Blanchette était jeune et jolie, Mlle Pulchérie avait cessé d’être jeune depuis longtemps, et elle n’avait jamais été jolie ; Blanchette était sympathique et aimante ; Mlle Pulchérie n’était que haine et envie. Mlle Pulchérie haïssait amèrement Blanchette, et Blanchette, née pour aimer, ne comprenait pas plus la haine qu’un enfant ne comprend l’algèbre.

Mlle Pulchérie revint au salon, et, écumant encore de fiel et de colère, elle raconta à la tante de Démon comment elle venait de traiter Blanchette. Grand fut son étonnement, grande sa mortification, de voir la sœur de Mme Saint-Ybars émue de pitié.

« Vous êtes allée trop loin, ma chère, dit la vieille dame ; rendre cette malheureuse enfant responsable de la mort de Démon, c’est trop, c’est injuste. »

Elle se rendit auprès de Blanchette, et essaya de la consoler.

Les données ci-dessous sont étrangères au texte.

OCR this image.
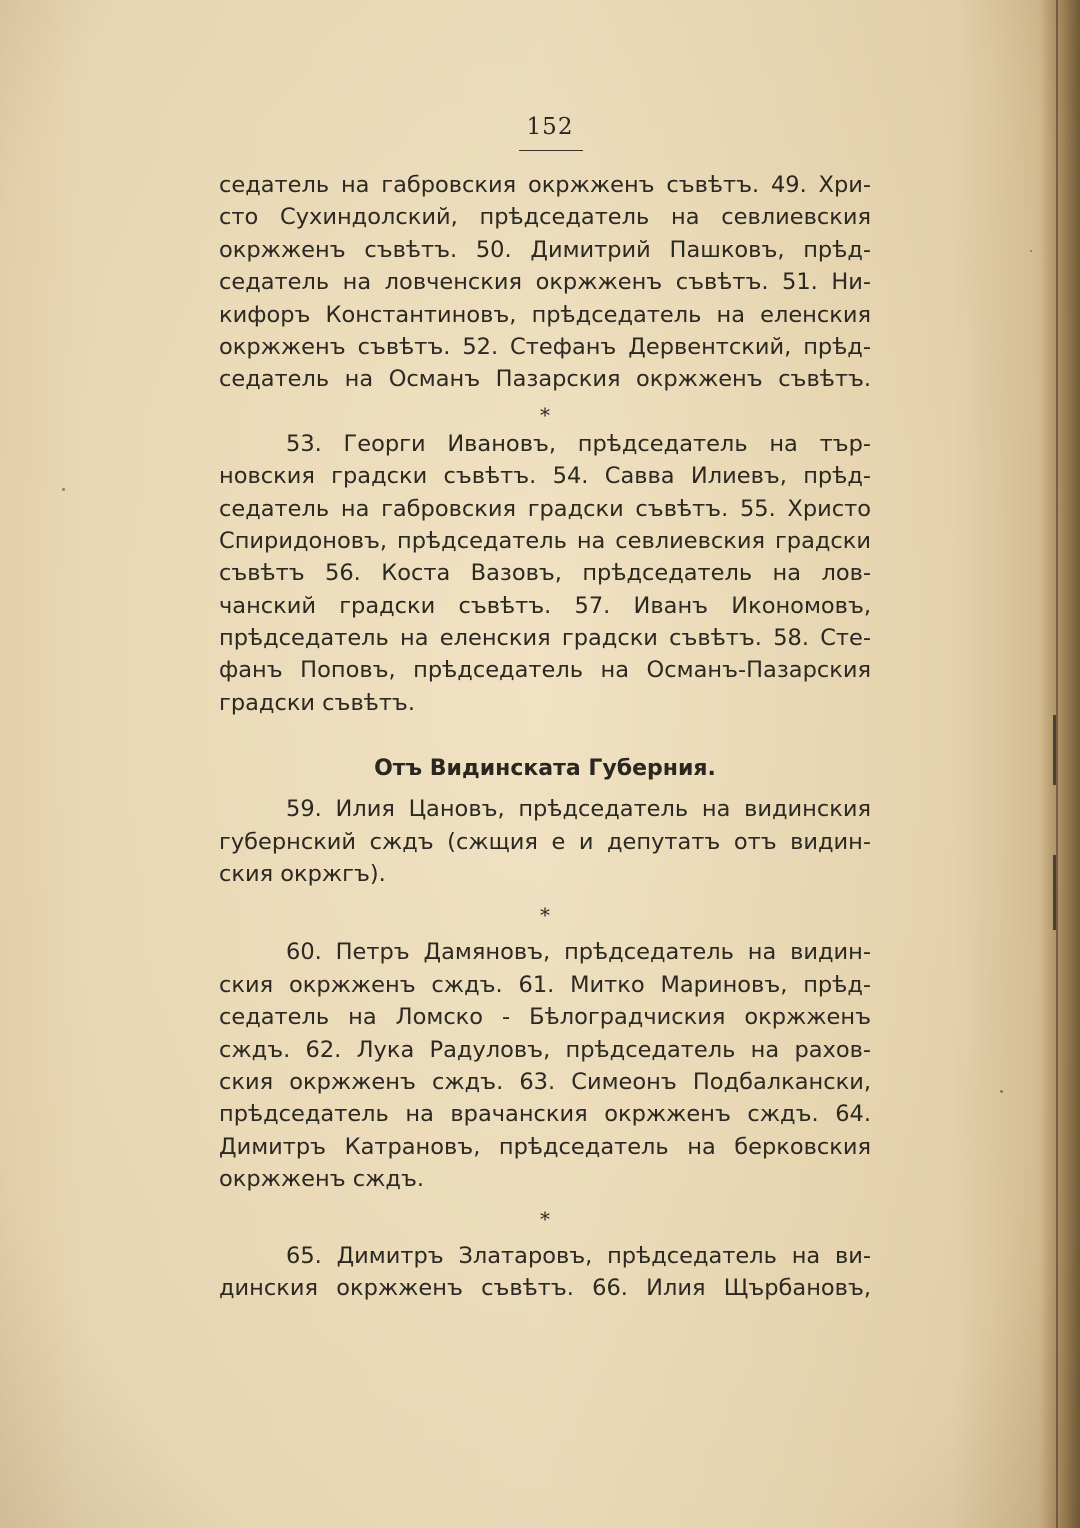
152
седатель на габровския окржженъ съвѣтъ. 49. Хри-
сто Сухиндолский, прѣдседатель на севлиевския
окржженъ съвѣтъ. 50. Димитрий Пашковъ, прѣд-
седатель на ловченския окржженъ съвѣтъ. 51. Ни-
кифоръ Константиновъ, прѣдседатель на еленския
окржженъ съвѣтъ. 52. Стефанъ Дервентский, прѣд-
седатель на Османъ Пазарския окржженъ съвѣтъ.
*
53. Георги Ивановъ, прѣдседатель на тър-
новския градски съвѣтъ. 54. Савва Илиевъ, прѣд-
седатель на габровския градски съвѣтъ. 55. Христо
Спиридоновъ, прѣдседатель на севлиевския градски
съвѣтъ 56. Коста Вазовъ, прѣдседатель на лов-
чанский градски съвѣтъ. 57. Иванъ Икономовъ,
прѣдседатель на еленския градски съвѣтъ. 58. Сте-
фанъ Поповъ, прѣдседатель на Османъ-Пазарския
градски съвѣтъ.
Отъ Видинската Губерния.
59. Илия Цановъ, прѣдседатель на видинския
губернский сждъ (сжщия е и депутатъ отъ видин-
ския окржгъ).
*
60. Петръ Дамяновъ, прѣдседатель на видин-
ския окржженъ сждъ. 61. Митко Мариновъ, прѣд-
седатель на Ломско - Бѣлоградчиския окржженъ
сждъ. 62. Лука Радуловъ, прѣдседатель на рахов-
ския окржженъ сждъ. 63. Симеонъ Подбалкански,
прѣдседатель на врачанския окржженъ сждъ. 64.
Димитръ Катрановъ, прѣдседатель на берковския
окржженъ сждъ.
*
65. Димитръ Златаровъ, прѣдседатель на ви-
динския окржженъ съвѣтъ. 66. Илия Щърбановъ,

Blanchette se jeta avec confiance dans ses bras.

« Vous au moins, vous êtes bonne, chère tante, dit-elle ; vous avez pitié de moi. Laissez-moi vous appeler encore tante, c’est la dernière fois. Qu’on me dise tout ce qu’on voudra, que je suis une négresse, que ma mère était une esclave, que j’étais née pour l’être aussi ; mais c’est horrible de me reprocher ce duel, à moi qui donnerais ma vie pour sauver Démon. Ah ! si Nénaine était là, elle prendrait ma défense ; on ne m’accablerait pas comme ça. »

La sœur de Mme Saint-Ybars ne put retenir ses larmes ; elles firent plus que tout le reste, pour consoler Blanchette.

Vers onze heures le calme s’était rétabli dans la maison. Blanchette s’était jetée sur son lit, pour pleurer. Le sommeil, aidé par l’épuisement du corps et de l’esprit, s’empara d’elle, malgré les sanglots qui continuaient de secouer sa poitrine.